Kellogg : Je me souviens que Michael Jackson était un peu malade. Je ne sais pas s’il avait la grippe ou autre chose. Il était assis dans un coin. On préparait une prise de vue. Il semblait aller mal, pas en forme. Mais dès qu’on a diffusé la musique, il s’est levé. A quelques mètres de là, c’était extraordinaire de le voir. Il était vraiment inspiré. L’équipe et tout le monde devaient penser : «comment peut-il tout d’un coup démarrer comme çà, être plein d’énergie et si précis ? » C’était incroyable. Cela nous donnait des frissons dans le corps.

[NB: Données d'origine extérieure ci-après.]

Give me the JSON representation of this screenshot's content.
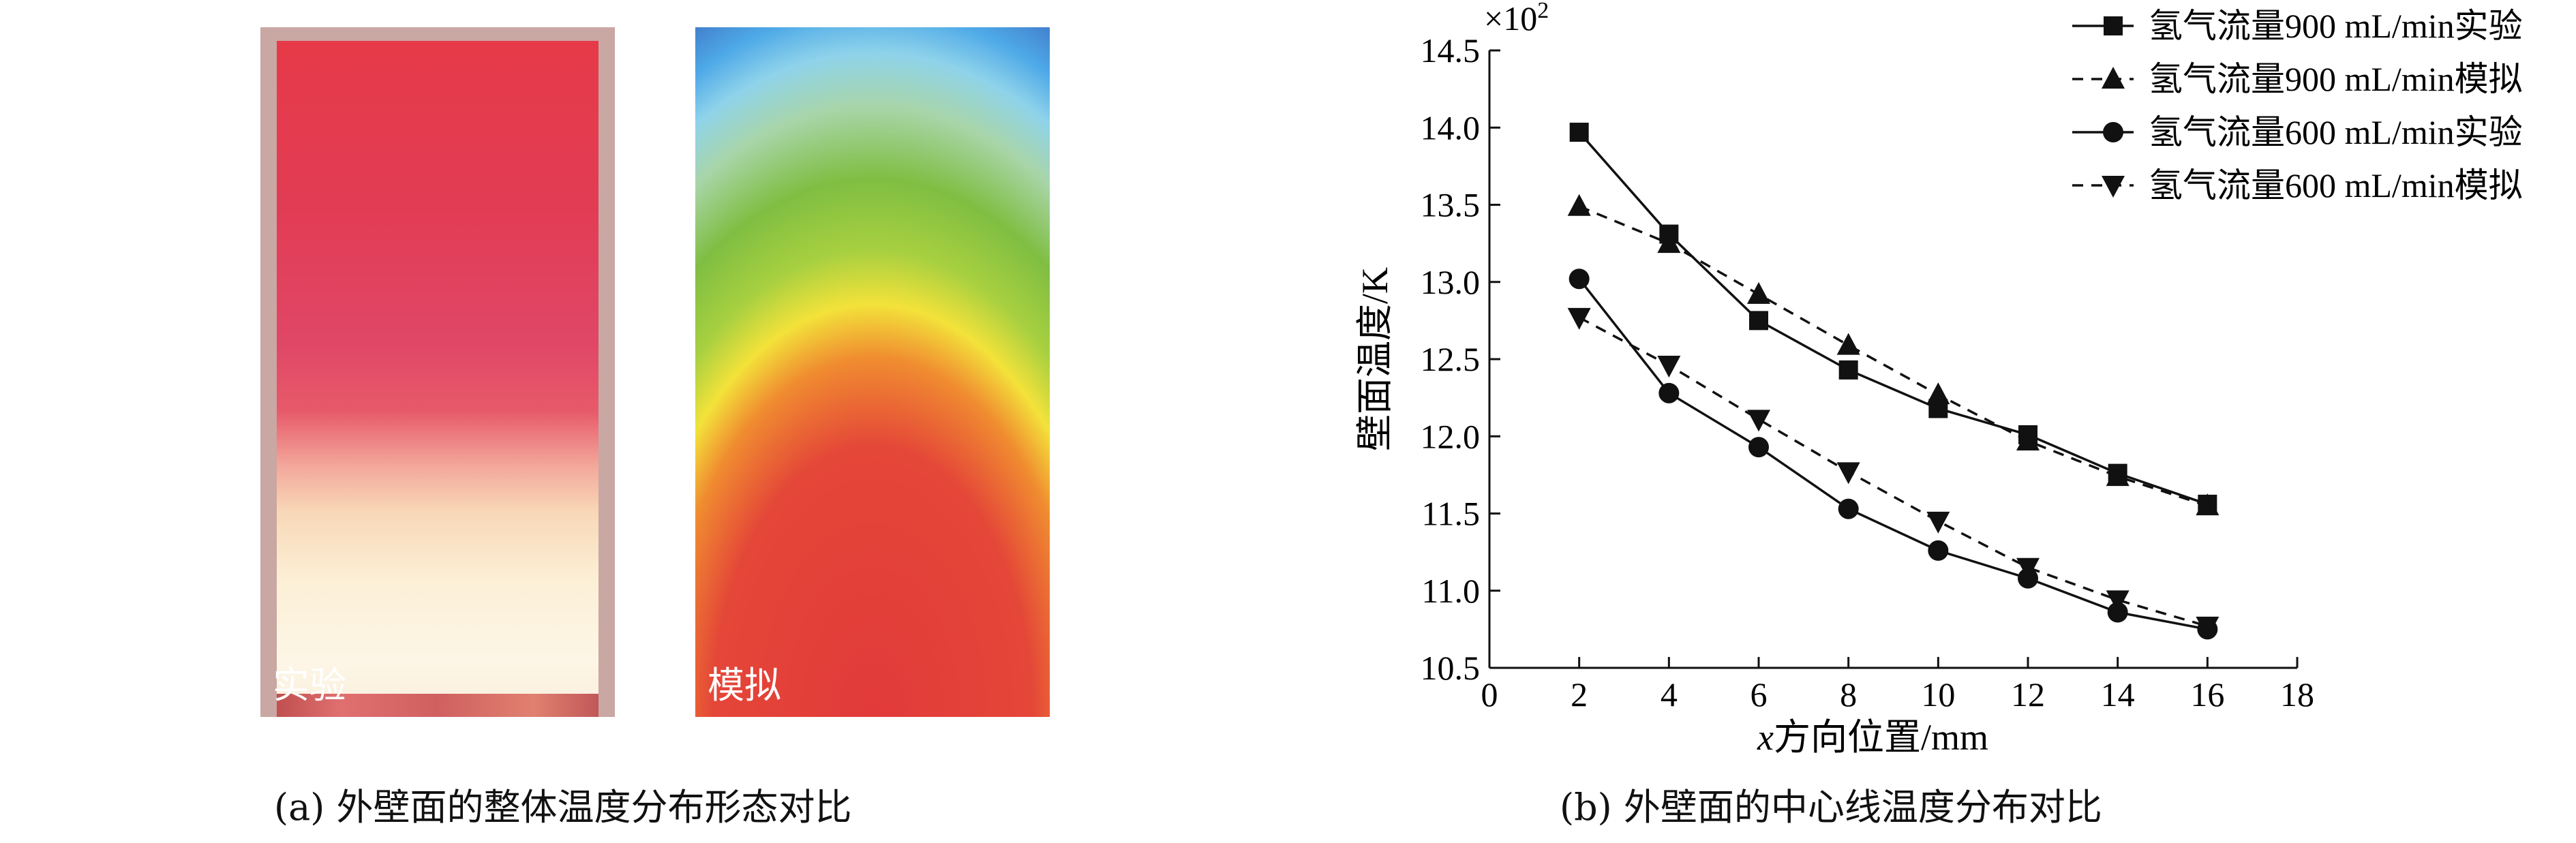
{
  "panel_a": {
    "label_experiment": "实验",
    "label_simulation": "模拟",
    "caption": "(a) 外壁面的整体温度分布形态对比"
  },
  "panel_b": {
    "caption": "(b) 外壁面的中心线温度分布对比"
  },
  "chart_data": {
    "type": "line",
    "xlabel_italic": "x",
    "xlabel_rest": "方向位置/mm",
    "ylabel": "壁面温度/K",
    "y_multiplier": "×10",
    "y_multiplier_exp": "2",
    "xlim": [
      0,
      18
    ],
    "ylim": [
      10.5,
      14.5
    ],
    "x_ticks": [
      "0",
      "2",
      "4",
      "6",
      "8",
      "10",
      "12",
      "14",
      "16",
      "18"
    ],
    "y_ticks": [
      "10.5",
      "11.0",
      "11.5",
      "12.0",
      "12.5",
      "13.0",
      "13.5",
      "14.0",
      "14.5"
    ],
    "legend_position": "top-right",
    "x": [
      2,
      4,
      6,
      8,
      10,
      12,
      14,
      16
    ],
    "series": [
      {
        "name": "氢气流量900 mL/min实验",
        "marker": "square",
        "line": "solid",
        "values": [
          13.97,
          13.31,
          12.75,
          12.43,
          12.18,
          12.01,
          11.76,
          11.56
        ]
      },
      {
        "name": "氢气流量900 mL/min模拟",
        "marker": "triangle-up",
        "line": "dashed",
        "values": [
          13.49,
          13.25,
          12.92,
          12.59,
          12.27,
          11.97,
          11.74,
          11.55
        ]
      },
      {
        "name": "氢气流量600 mL/min实验",
        "marker": "circle",
        "line": "solid",
        "values": [
          13.02,
          12.28,
          11.93,
          11.53,
          11.26,
          11.08,
          10.86,
          10.75
        ]
      },
      {
        "name": "氢气流量600 mL/min模拟",
        "marker": "triangle-down",
        "line": "dashed",
        "values": [
          12.77,
          12.46,
          12.11,
          11.77,
          11.45,
          11.15,
          10.94,
          10.77
        ]
      }
    ]
  }
}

C’était le milieu de la saison pour Michael Jordan. Fort de mon expérience de tournage de films publicitaires avec des athlètes, on ne l’a pas poussé pour qu’il reste aussi bon le soir.. Je me sentais personnellement responsable.
L’ACCUEIL DU PUBLIC
Kellogg : Avec le recul, c’était une video vraiment particulière. Je pense que les gens ont aimé. Les clips musicaux n’ont plus rien d’extraordinaire maintenant. Ce n’était pas le cas à l’époque. On pouvait vraiment faire des choix créatifs.
Rose : Les gens ont sincèrement aimé parce que c’était avec Michael Jordan, parce qu’il était une grande figure du basket et je ne pense pas qu’il avait fait çà avant. C’est aussi la façon originale qu’a David pour filmer les moments comme ils viennent. C’était vraiment nouveau. Il n’y avait que MTV pour diffuser les films musicaux. Maintenant, on peut aller n’importe où. J’en ai fait des clips, des pubs, des films, films TV ! Je peux dire que c’est avec « Jam » que j’ai eu le plus de liberté pour créer. Et ce n’était pas une question d’argent.
UN REGRET..
Kellogg : Rien à voir avec la réalisation. C’est quand les deux Michael étaient ensemble et qu’on essayait de le montrer dans le film. Pas facile. Je ne savais pas qu’elle était la nature de la relation entre les deux Michael. Peut-être même qu’ils ne s’étaient jamais vus avant. Ils étaient au top de leur carrières tous les deux et je n’y avais pas pensé. Si je devais refaire la vidéo, je crois que j’essaierais de mieux saisir ce moment. C’était le but de « Jam » et j’ai l’impression que je n’ai pas su le capter suffisamment.